Истерн про Сибирь[править]
Очень интересная тема, но слабо раскрытая. Суровая первозданная природа, сибирское казачество, войны с сибирскими татарами и местными племенами (одни русско-чукотские войны чего стоят!), первопроходчество, основание острогов и городов, ссыльные поселения и беглые каторжники, Строгановы в качестве «Юнион-Пасифик», пушной промысел в качестве «золотой лихорадки», православное миссионерство среди местных, казацко-китайские отношения, Русская Америка.

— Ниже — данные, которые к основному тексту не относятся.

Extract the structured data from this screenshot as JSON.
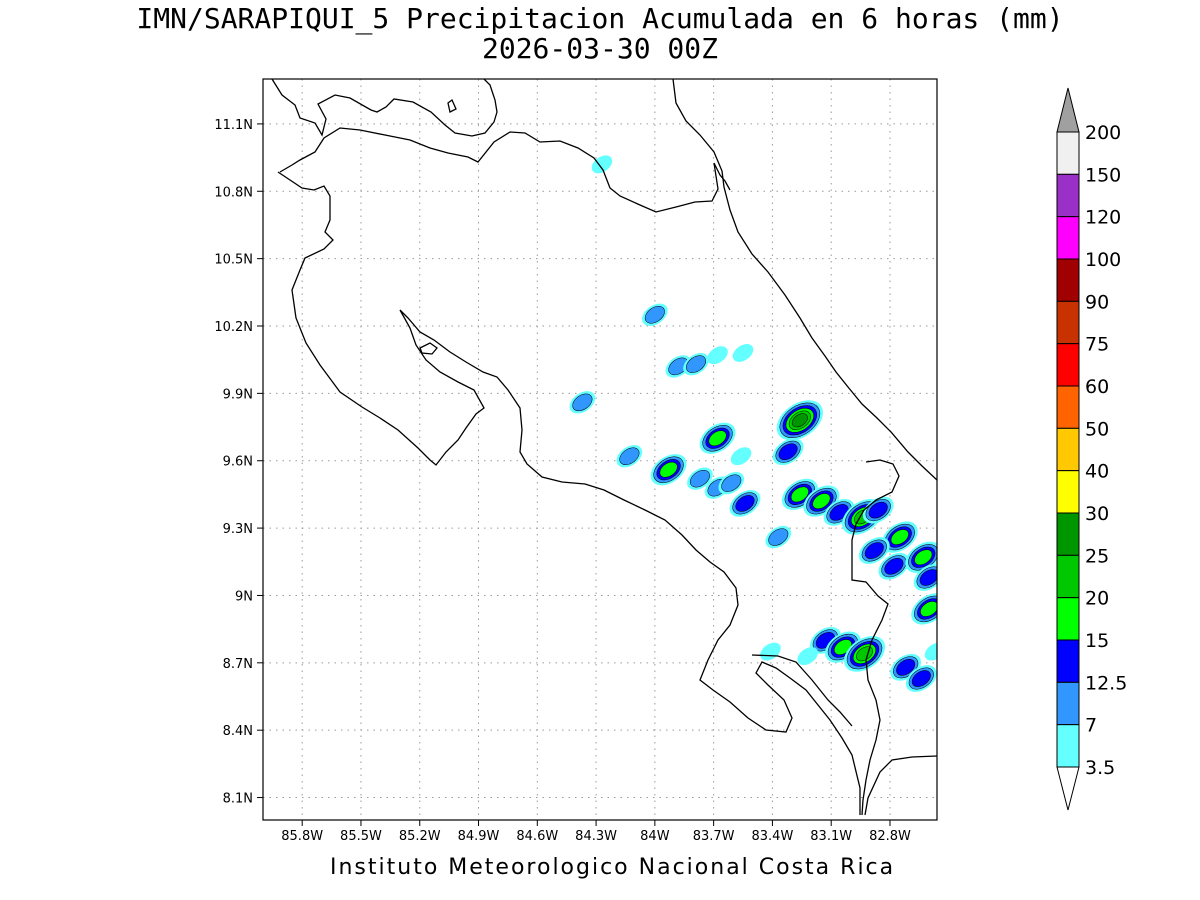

В художественных произведениях представлено в основном произведениями про Ермака Тимофеевича, однако это только начальный период, что в принципе дает широчайшие возможности творчества для последующего периода, который длился вплоть до Красного Октября. Весьма атипичное, но значимое произведение — «Богатство» Валентина Пикуля, о молодом журналисте, получившем от дальневосточного генерал-губернатора должность губернатора дикой Камчатки аккурат перед русско-японской войной. Там его ждали коррумпированные торговцы пушниной, обманутые аборигены-камчадалы, новый друг — колоритнейший казачий урядник (и в его закромах склад берданок для ополчения), ещё один новый друг — не менее колоритный таёжник, сражения за свободу Камчатки и подлости от торговцев и нанятого ими единственного на всю Камчатку доктора-пьяницы, с помощью которого акулы фронтирного на…бизнеса попытались объявить некоррумпируемого идеалиста сумасшедшим.
В Забайкалье отдельным предметом культа является роман Константина Седых «Даурия» о судьбах забайкальских казаков в эпоху революции и гражданской войны. За пределами края его знают по знаменитой советской экранизации, в которой среди исполнителей главных ролей засветились Виталий и Юрий Соломины, Василий Шукшин и Ефим Копелян.
в 1978 на Свердловской киностудии по мотивам романа Н. Доможакова «В далёком аале» (первый роман на хакасском языке) В. Г. Лысенко снял фильм «Последний год Беркута», действие которого происходит в 1922 в Хакасии. Завязка — в степи нехорошие люди стреляют в табунщика, конь уносит его далеко от места происшествия. На раненого натыкается бывший красный партизан Фёдор Полынцев, который с женой и маленькой дочкой едет в Минусинск. Фёдор пытается оказать раненому медицинскую помощь, но его берут в плен хакасы, уверенные, что стрелял именно Фёдор. Нехороший шаман подтверждает эту версию. К счастью, Фёдора защитил отряд Красной армии. А впереди — шпионская линия заговора хакасских националистов и белых офицеров во главе с таинственным главарём бандитов по прозвищу «Беркут». Их цель — захват бароном Унгерном Минусинска и свержение Советской власти в Хакасии. Вот только барона расстреляли еще в 1921…
Некоторый положительный толчок теме на рубеже тысячелетий дало творчество Алексея Иванова — в частности, его исторические романы «Сердце пармы», «Золото бунта», «Тобол», о временах, когда фронтиром был ещё Урал, либо когда Сибирь толком осваивали, либо когда Урал оправлялся после хаоса пугачёвщины. Некоторые рудименты своеобразного «уральского истерна» можно найти даже в его романе «Ненастье» уже о 1990—2000-х. Но кроме последнего, никакой из романов пока так и не получил достойной экранизации, особенно это касается «Тобола», от которого в сериале настолько мало осталось, что Иванов убрал своё имя из титров. В 2021 году запланирован выход фильма по «Сердцу Пармы», так что ждём, что получится.